Following this development, the clock started ticking for House members, granting them a window of 72 hours to scrutinize the deal and cast their votes during a floor vote.
Subsequently, the influential House rules committee convened to evaluate the agreement, dubbed the Fiscal Responsibility Act of 2023, on Tuesday afternoon. If approved by a simple majority within the House, the bill will then proceed to the Senate for further examination, a process that may extend over several days. Senate majority leader Chuck Schumer has urged senators to prepare for a vote on Friday, and potentially even the weekend, in order to meet the looming June 5th deadline.
Once the bill has successfully navigated both chambers of Congress, it will ultimately land on the president's desk for the final approval and signing.
While many legislators have expressed confidence in the bill's prospects for passage, certain staunch Republicans have indicated their unwillingness to endorse the agreement. Representative Chip Roy of Texas, a member of the rules committee, has publicly advocated for voting against the deal, stating that it should not be accepted.
Should the bill triumph, it would entail a suspension of the US debt limit until January 1st, 2025, extending well beyond the upcoming presidential election slated for November 2024. Nevertheless, this suspension is a temporary solution, and the nation will still need to reduce its national debt or raise the ceiling by the newly established deadline.
Under the proposed agreement, non-defense spending will remain relatively unchanged for fiscal year 2024, with a 1% increase slated for fiscal year 2025. Additionally, the bill incorporates new restrictions on Snap benefits, curtailing the number of individuals eligible for food stamps.

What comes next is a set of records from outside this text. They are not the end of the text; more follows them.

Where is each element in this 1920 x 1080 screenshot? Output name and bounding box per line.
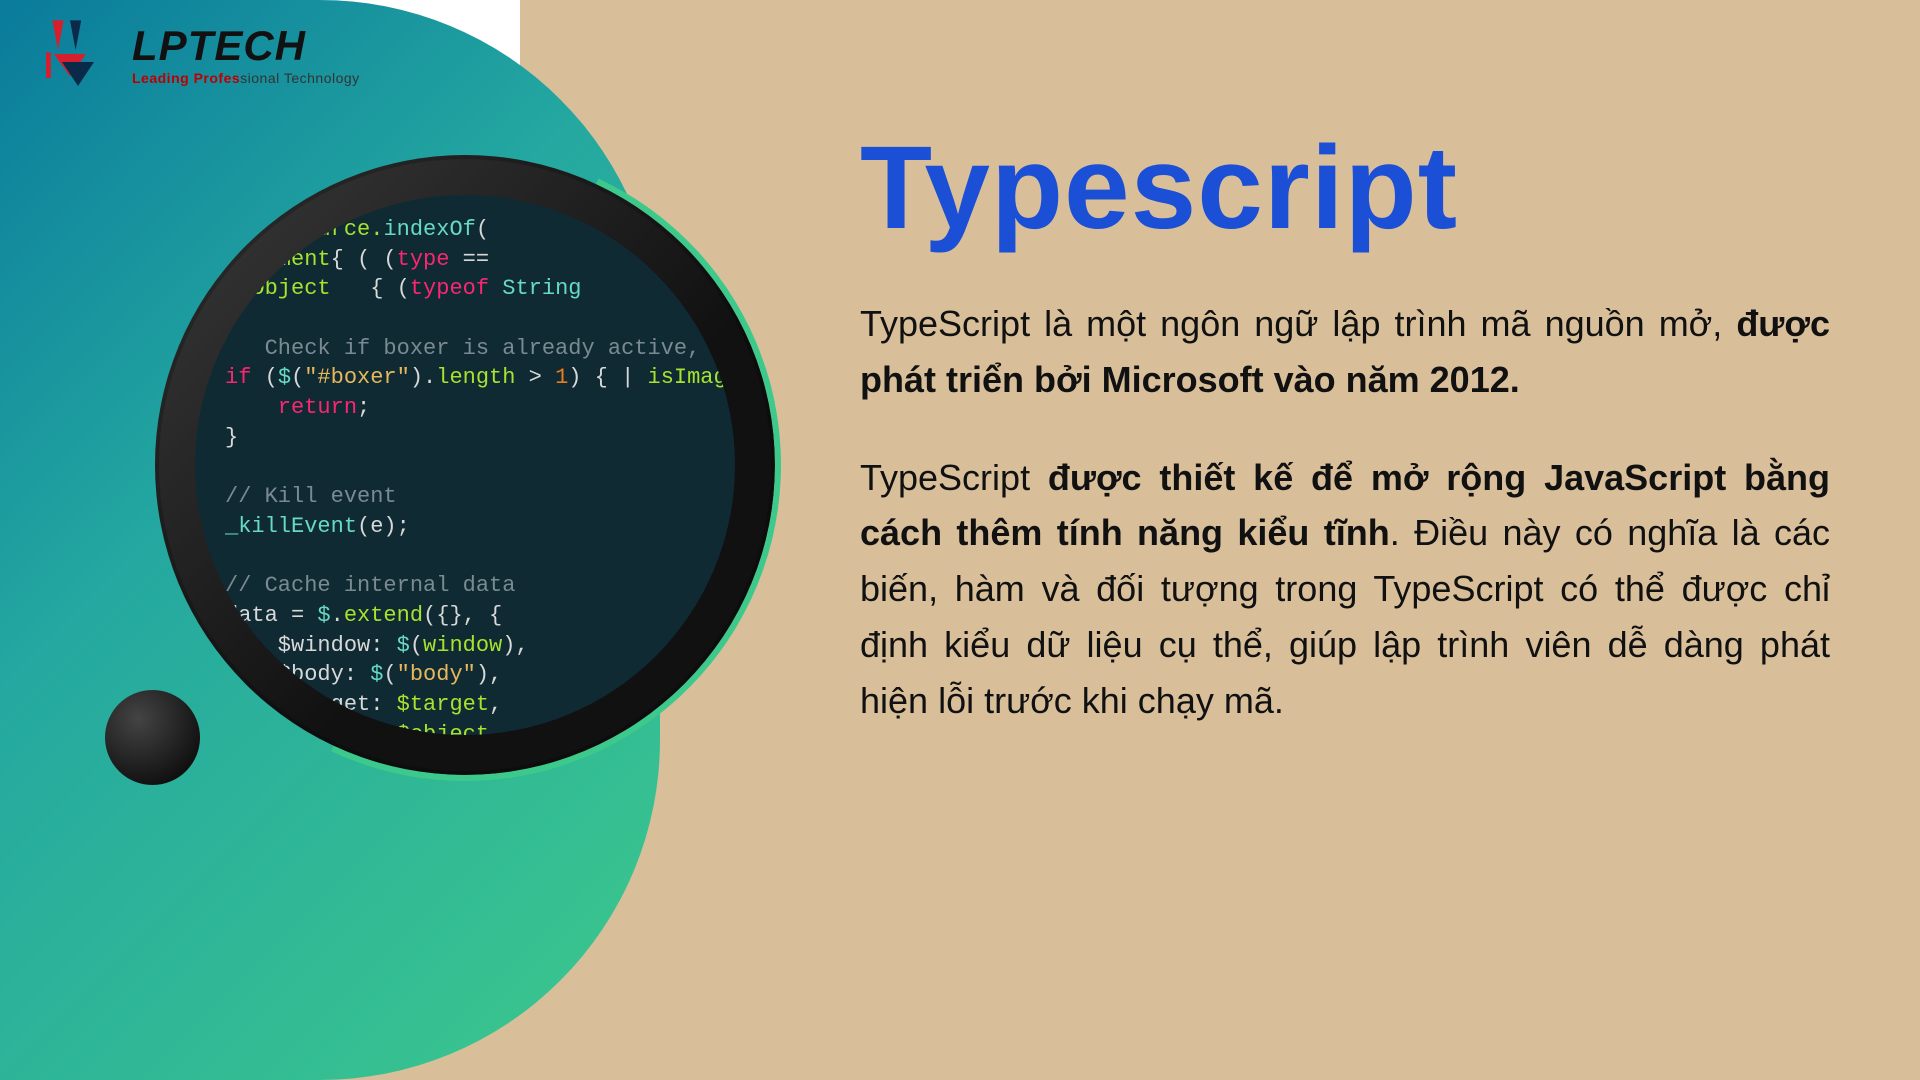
paragraph-1: TypeScript là một ngôn ngữ lập trình mã … xyxy=(860,296,1830,408)
logo: LPTECH Leading Professional Technology xyxy=(38,14,360,94)
content-column: Typescript TypeScript là một ngôn ngữ lậ… xyxy=(860,120,1830,771)
code-snippet: source.indexOf( lement{ ( (type == isObj… xyxy=(225,215,725,725)
logo-brand: LPTECH xyxy=(132,22,360,70)
logo-text: LPTECH Leading Professional Technology xyxy=(132,22,360,86)
slide-title: Typescript xyxy=(860,120,1830,256)
code-image: source.indexOf( lement{ ( (type == isObj… xyxy=(195,195,735,735)
slide-root: source.indexOf( lement{ ( (type == isObj… xyxy=(0,0,1920,1080)
logo-tagline: Leading Professional Technology xyxy=(132,70,360,86)
decorative-dot xyxy=(105,690,200,785)
logo-icon xyxy=(38,14,118,94)
code-image-ring: source.indexOf( lement{ ( (type == isObj… xyxy=(155,155,775,775)
paragraph-2: TypeScript được thiết kế để mở rộng Java… xyxy=(860,450,1830,729)
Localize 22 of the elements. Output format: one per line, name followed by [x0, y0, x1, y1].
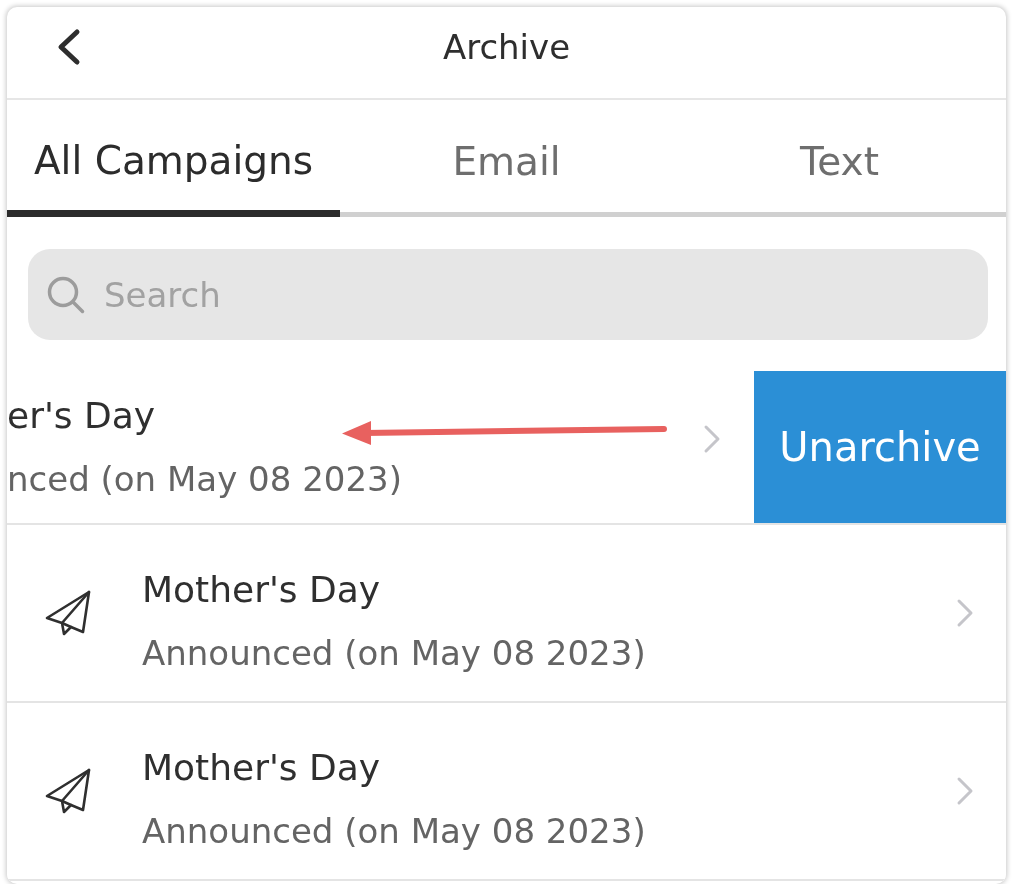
campaign-row[interactable]: Mother's Day Announced (on May 08 2023)	[7, 703, 1006, 881]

Moreover, approximately $30bn in unspent emergency aid allocated for Covid-19 relief will be reclaimed by the government.
In the event of a national default, the US credit rating would likely plummet from its current AAA status, the highest rating possible. A diminished credit rating heightens the risk for international lenders and amplifies the costs associated with loans for American individuals.
The United States last encountered the precipice of a national default in 2011, an episode that culminated in one credit rating agency, S&P, downgrading the nation's credit rating. The downgrade was attributed to perceived policy-making woes in Washington. Consequently, markets experienced a sharp decline, triggering ripple effects across the global economy and escalating the expenses for average consumers seeking mortgages or vehicle loans.
Looking ahead, concessions from both sides of the political aisle are necessary. Biden and McCarthy must assuage their respective party members in light of the upcoming major election year, during which both leaders are seeking re-election.
In a letter addressed to McCarthy, Yellen emphasized the lessons learned from prior debt limit impasses, cautioning against the perils of waiting until the eleventh hour to suspend or raise the debt limit. She stressed the detrimental impact such delays have on business and consumer confidence, the short-term borrowing costs shouldered by taxpayers, and the credit rating of the United States.